If you are going to go the tank route, I would suggest a 20 gallon long tank. You should have a UTH under one side (outside the tank, not inside) attached to a thermostat or rheostat to control the temp. I keep my hot side at 88-92, and a hide should go over the substrate on the hot side, and one on the opposite end on the cool side so the snake can thermoregulate as needed. I suggest if you go with a tank, you get some black Con-Tact paper from Home Depot to black out the sides and back on the tank, it will help them feel more secure.

As you said, a lot of people keep snakes in tubs, which is by far the cheapest and easiest way to keep them, however they aren't very nice to look at. I have tubs too and it seems to be much easier to keep the husbandry correct in them, but my tank also doesn't have any issues once you get the hang of it.
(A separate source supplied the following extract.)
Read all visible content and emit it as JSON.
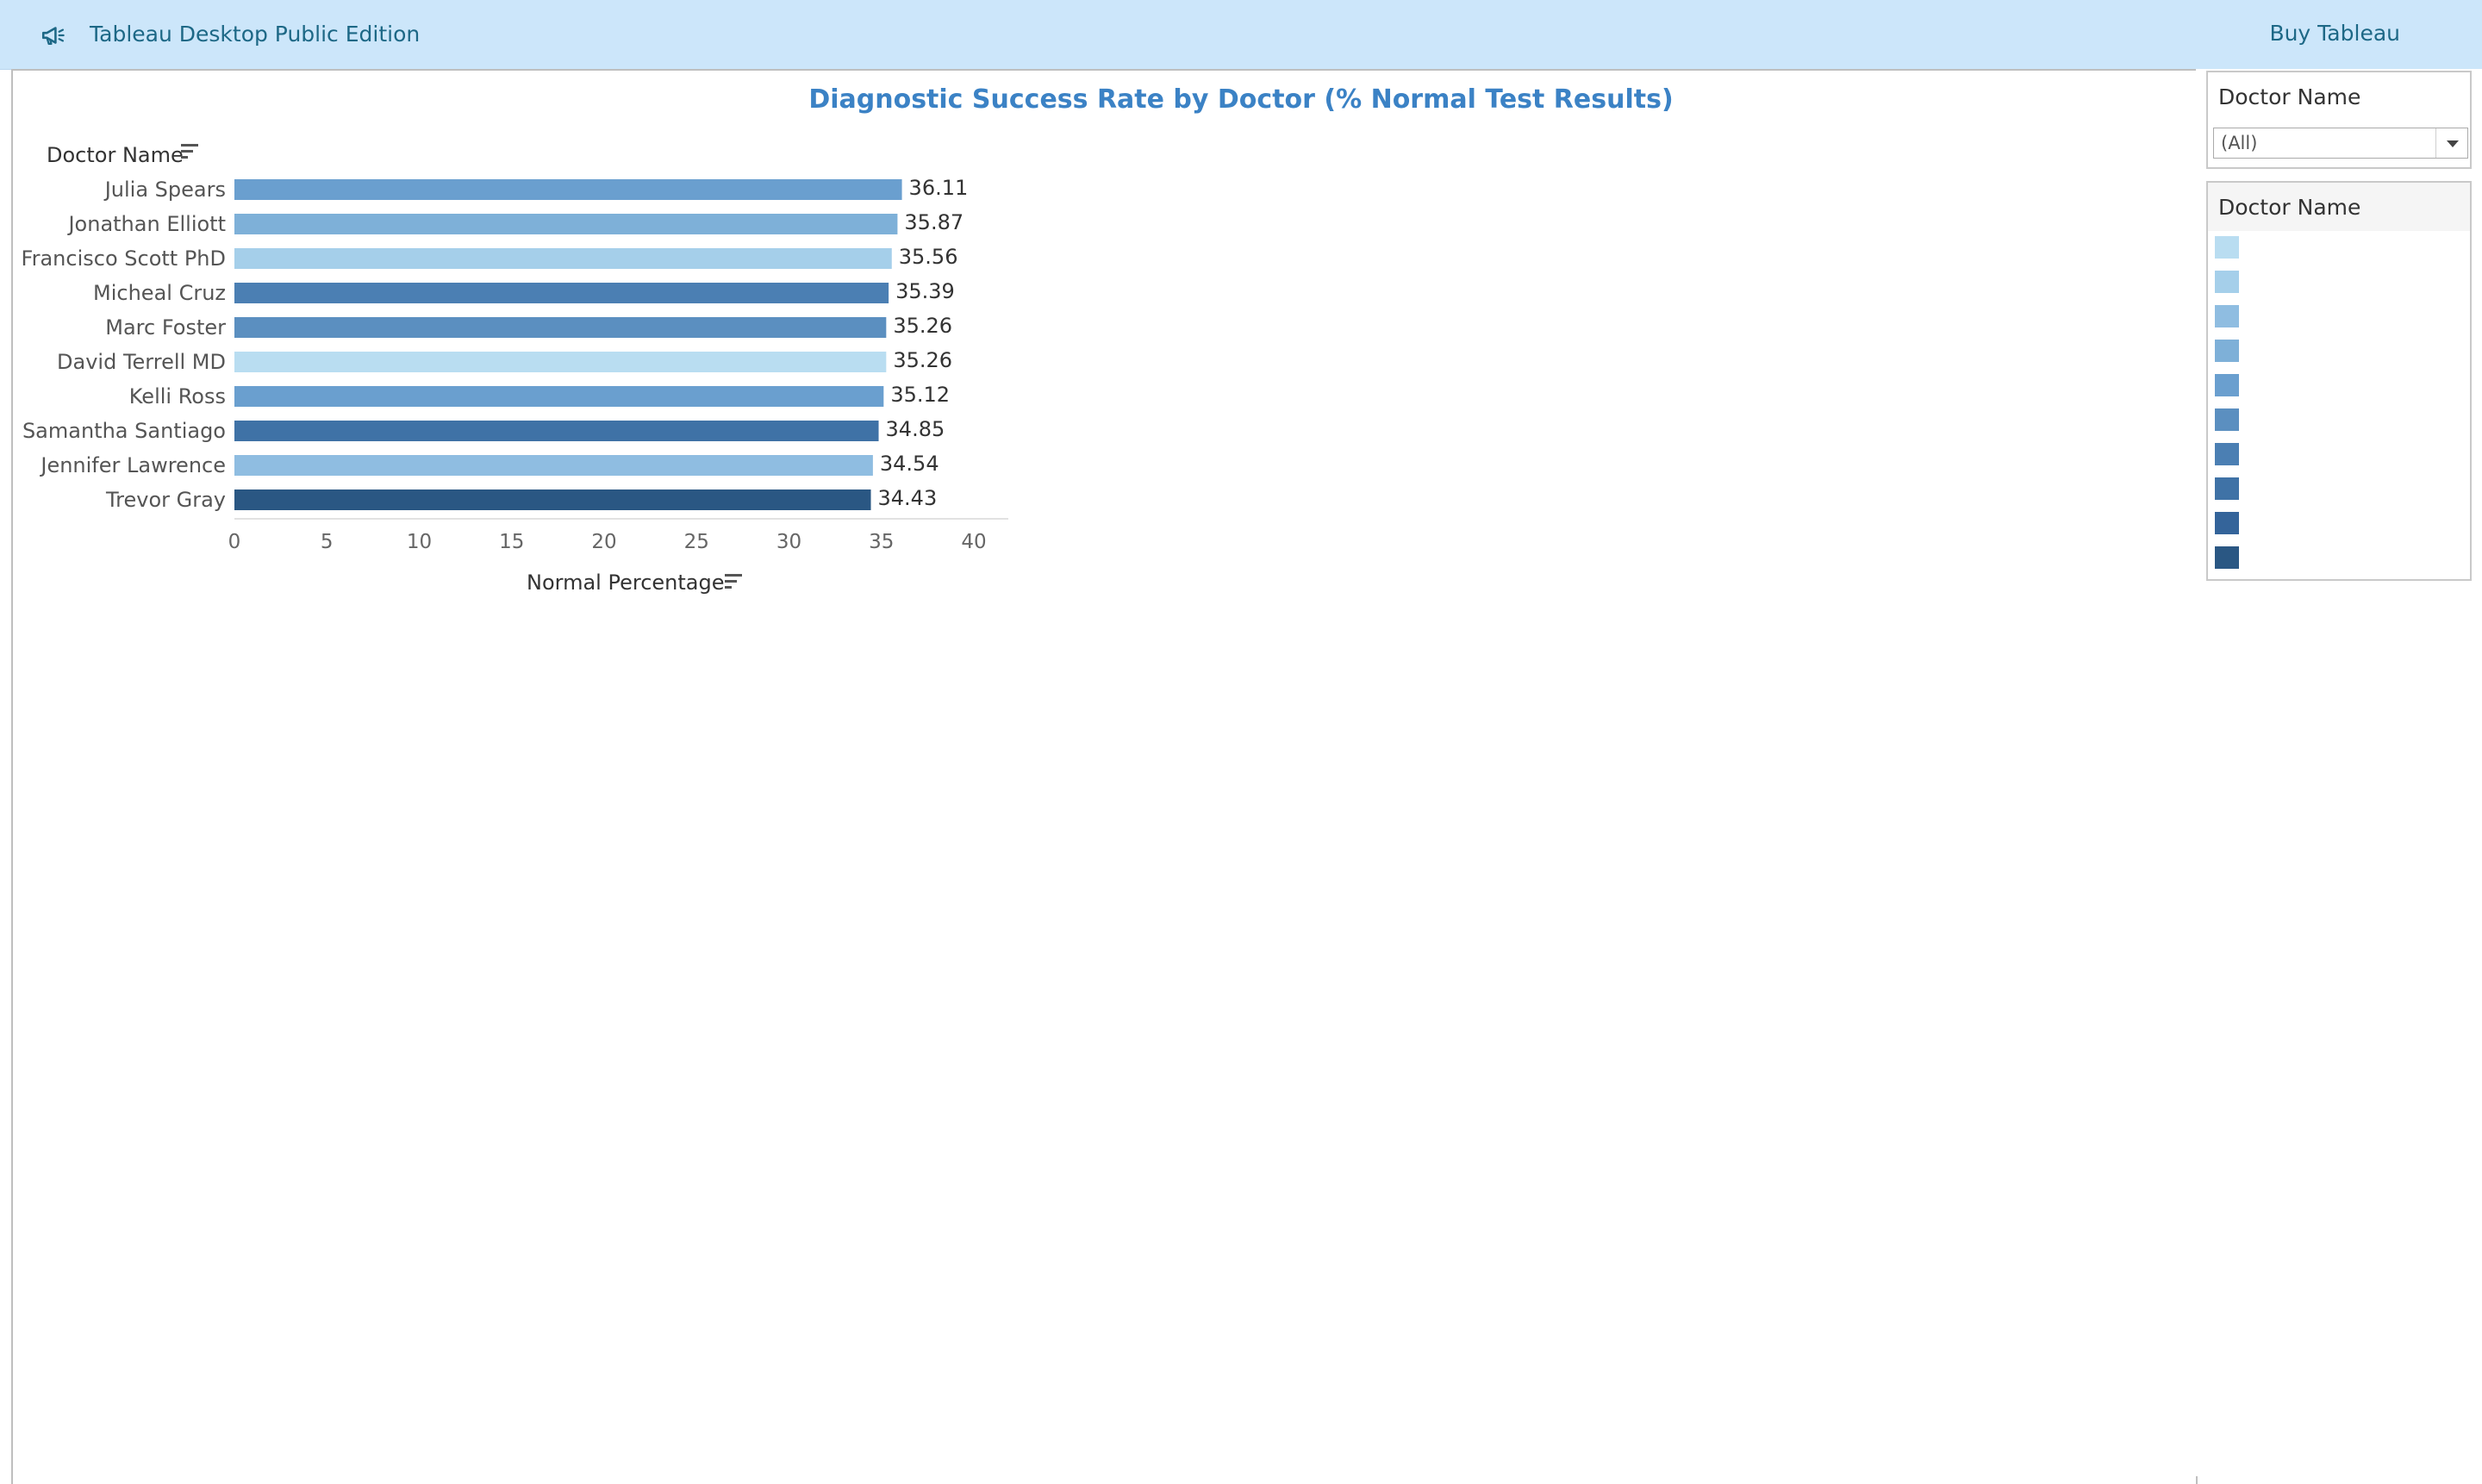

I suggest covering the screen top 1/2-2/3 of the way with anything from aluminum foil to plexi glass, it will help keep in humidity. I strongly suggest not getting a heat lamp, the light can stress them out, they can get too hot, and they kill any humidity you do have.

You should get a digital indoor/outdoor thermometer such as this:
http://www.amazon.com/Chaney-Instrum...7056298&sr=8-6
You place it on the cool side, put the probe on the hot side, and it reads both side temps and humidity all in one unit.

As far as feeding, they can eat pray as large as the largest part of their body. Most can start out on hoppers or adult mice, and after a few feedings can generally start taking rat pups. All of mine except my smallest are on weaned rats, they are all between 350-400 grams. I wouldn't suggest feeding a different prey size every time they shed, go by their weight. I think they can eat a meal 10% of their body weight (or is it 20%? someone correct me). You can get a food scale that measures grams for under $25 on amazon also, or walmart or target.